Like so many well-intentioned bloggers, I started off with the idea that I would regularly write posts, but as time went on I almost entirely forgot about it. Well I’m recommitting myself to the project. I don’t expect that anyone will necessarily read this, and I’m mostly writing this blog for me. The absent reader may then ask, “why make it public?” Of course I could simply fire up Word and begin a journal of sorts (the old joke: “I’m a man; I don’t keep a diary, I write a journal”) but there’s something uniquely powerful about a public document.
In a private
diary journal, the author is free to empty his brain without the ego censoring the id (something for the psych. scholars). Certainly there’s value to that freedom, but there’s something missing. A public diary blog–whether it get’s any real readership or not– forces the author to think about his audience (or potential one); the author needs to consider how he is perceived, what’s of public value, and he needs to censor his writing to the values of his true character. More than that, the author takes greater care of his writing, of researching his points, and of relating to the world.
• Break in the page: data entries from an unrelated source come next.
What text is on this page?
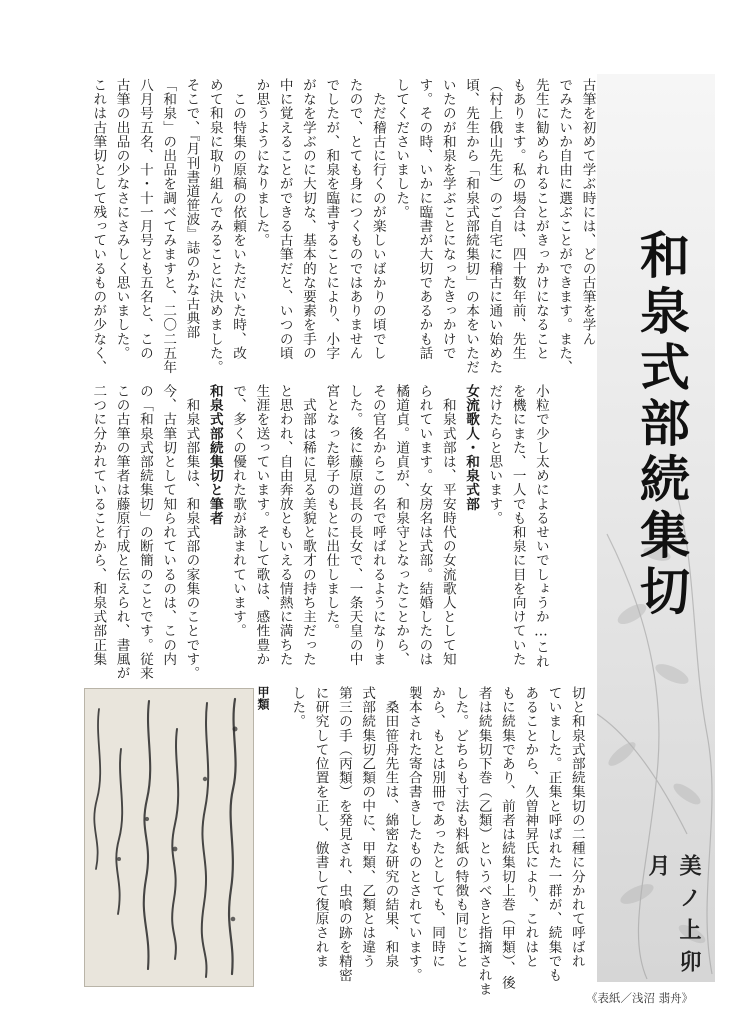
和泉式部続集切
美ノ上卯月
古筆を初めて学ぶ時には、どの古筆を学ん
でみたいか自由に選ぶことができます。また、
先生に勧められることがきっかけになること
もあります。私の場合は、四十数年前、先生
（村上俄山先生）のご自宅に稽古に通い始めた
頃、先生から「和泉式部続集切」の本をいただ
いたのが和泉を学ぶことになったきっかけで
す。その時、いかに臨書が大切であるかも話
してくださいました。
　ただ稽古に行くのが楽しいばかりの頃でし
たので、とても身につくものではありません
でしたが、和泉を臨書することにより、小字
がなを学ぶのに大切な、基本的な要素を手の
中に覚えることができる古筆だと、いつの頃
か思うようになりました。
　この特集の原稿の依頼をいただいた時、改
めて和泉に取り組んでみることに決めました。
そこで、『月刊書道笹波』誌のかな古典部
「和泉」の出品を調べてみますと、二〇二五年
八月号五名、十・十一月号とも五名と、この
古筆の出品の少なさにさみしく思いました。
これは古筆切として残っているものが少なく、
小粒で少し太めによるせいでしょうか…これ
を機にまた、一人でも和泉に目を向けていた
だけたらと思います。
女流歌人・和泉式部
　和泉式部は、平安時代の女流歌人として知
られています。女房名は式部。結婚したのは
橘道貞。道貞が、和泉守となったことから、
その官名からこの名で呼ばれるようになりま
した。後に藤原道長の長女で、一条天皇の中
宮となった彰子のもとに出仕しました。
　式部は稀に見る美貌と歌才の持ち主だった
と思われ、自由奔放ともいえる情熱に満ちた
生涯を送っています。そして歌は、感性豊か
で、多くの優れた歌が詠まれています。
和泉式部続集切と筆者
　和泉式部集は、和泉式部の家集のことです。
今、古筆切として知られているのは、この内
の「和泉式部続集切」の断簡のことです。従来
この古筆の筆者は藤原行成と伝えられ、書風が
二つに分かれていることから、和泉式部正集
切と和泉式部続集切の二種に分かれて呼ばれ
ていました。正集と呼ばれた一群が、続集でも
あることから、久曽神昇氏により、これはと
もに続集であり、前者は続集切上巻（甲類）、後
者は続集切下巻（乙類）というべきと指摘されま
した。どちらも寸法も料紙の特徴も同じこと
から、もとは別冊であったとしても、同時に
製本された寄合書きしたものとされています。
　桑田笹舟先生は、綿密な研究の結果、和泉
式部続集切乙類の中に、甲類、乙類とは違う
第三の手（丙類）を発見され、虫喰の跡を精密
に研究して位置を正し、倣書して復原されま
した。
甲類
《表紙／浅沼 翡舟》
For those reasons, a public blog has greater value for the author whether the public reads it or not.
Of course, for authors that may have something interesting, important, or valuable to say, the audience may gain as well. However, that cannot stand out as my only reason to re-commit to this project since it’s very likely that these words will not be
widely read. So I’ll concentrate on the previous list of benefits, and if some reader should find value in my thoughts then I’ll take it as added cherry on the digital cake. Crap, I may have mixed up my colloquialisms.